Implementing Best Responses in Python

#tutorial #computerscience #python #algorithms

The concept of a best response is one of the most fundamental ideas in game theory.
Given what your opponent is doing, what's the best you can do? That's your best response.
If both players are playing best responses to each other simultaneously, then its a Nash equilibrium.

What Is a Best Response?

In a two-player game with a payoff matrix,finding player 1's best response to a specific pure strategy of player 2.

import numpy as np

# Payoff matrix for Player 1
# Rows = Player 1's strategies, Columns = Player 2's strategies
payoff_matrix = np.array([
    [3, 0],
    [0, 3],
    [1, 1]
])

def best_response_to_pure(payoff_matrix, opponent_strategy_index):
    """Returns the best response to a pure strategy of the opponent."""
    payoffs = payoff_matrix[:, opponent_strategy_index]
    return np.argmax(payoffs)

print(best_response_to_pure(payoff_matrix, 0))  # Best response when opponent plays strategy 0
print(best_response_to_pure(payoff_matrix, 1))  # Best response when opponent plays strategy 1

Best responses to Mixed Strategies

When your opponent plays a mixed strategy — let's say they play strategy 0 with probability p and strategy 1 with probability (1-p) your expected payoff for each of your strategies is a weighted average.
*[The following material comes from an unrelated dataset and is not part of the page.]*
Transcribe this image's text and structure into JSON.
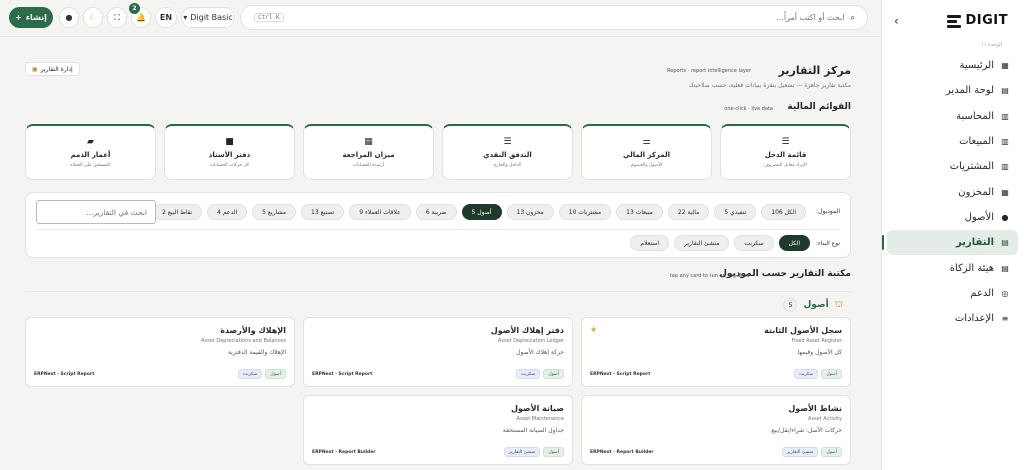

You pick whichever gives you the highest expected value.

def best_response_to_mixed(payoff_matrix, opponent_mixed_strategy):
    """
    opponent_mixed_strategy: list of probabilities over opponent's strategies.
    Returns the index of the best responding pure strategy.
    """
    expected_payoffs = payoff_matrix @ np.array(opponent_mixed_strategy)
    return np.argmax(expected_payoffs)

# Opponent plays [0.5, 0.5]
br = best_response_to_mixed(payoff_matrix, [0.5, 0.5])
print(f"Best response: strategy {br}")

Using Gambit's Best Response Tools

Gambit's pygambit library can compute best responses directly on a Game object. Once you define your game and a mixed strategy profile, you can ask which pure strategies are in the support of the best response:
python import pygambit as gbt

g = gbt.Game.new_table([2, 2])
# ... (set up payoffs as before)

profile = g.mixed_strategy_profile()
# Set opponent's probabilities
profile[g.players[1].strategies[0]] = 0.4
profile[g.players[1].strategies[1]] = 0.6

# Get payoffs under this profile for each strategy of player 0
for s in g.players[0].strategies:
    payoff = profile.payoff(g.players[0])
    print(s.label, profile[s])

Once you understand best responses, Nash equilibrium stops feeling like a definition and starts feeling inevitable.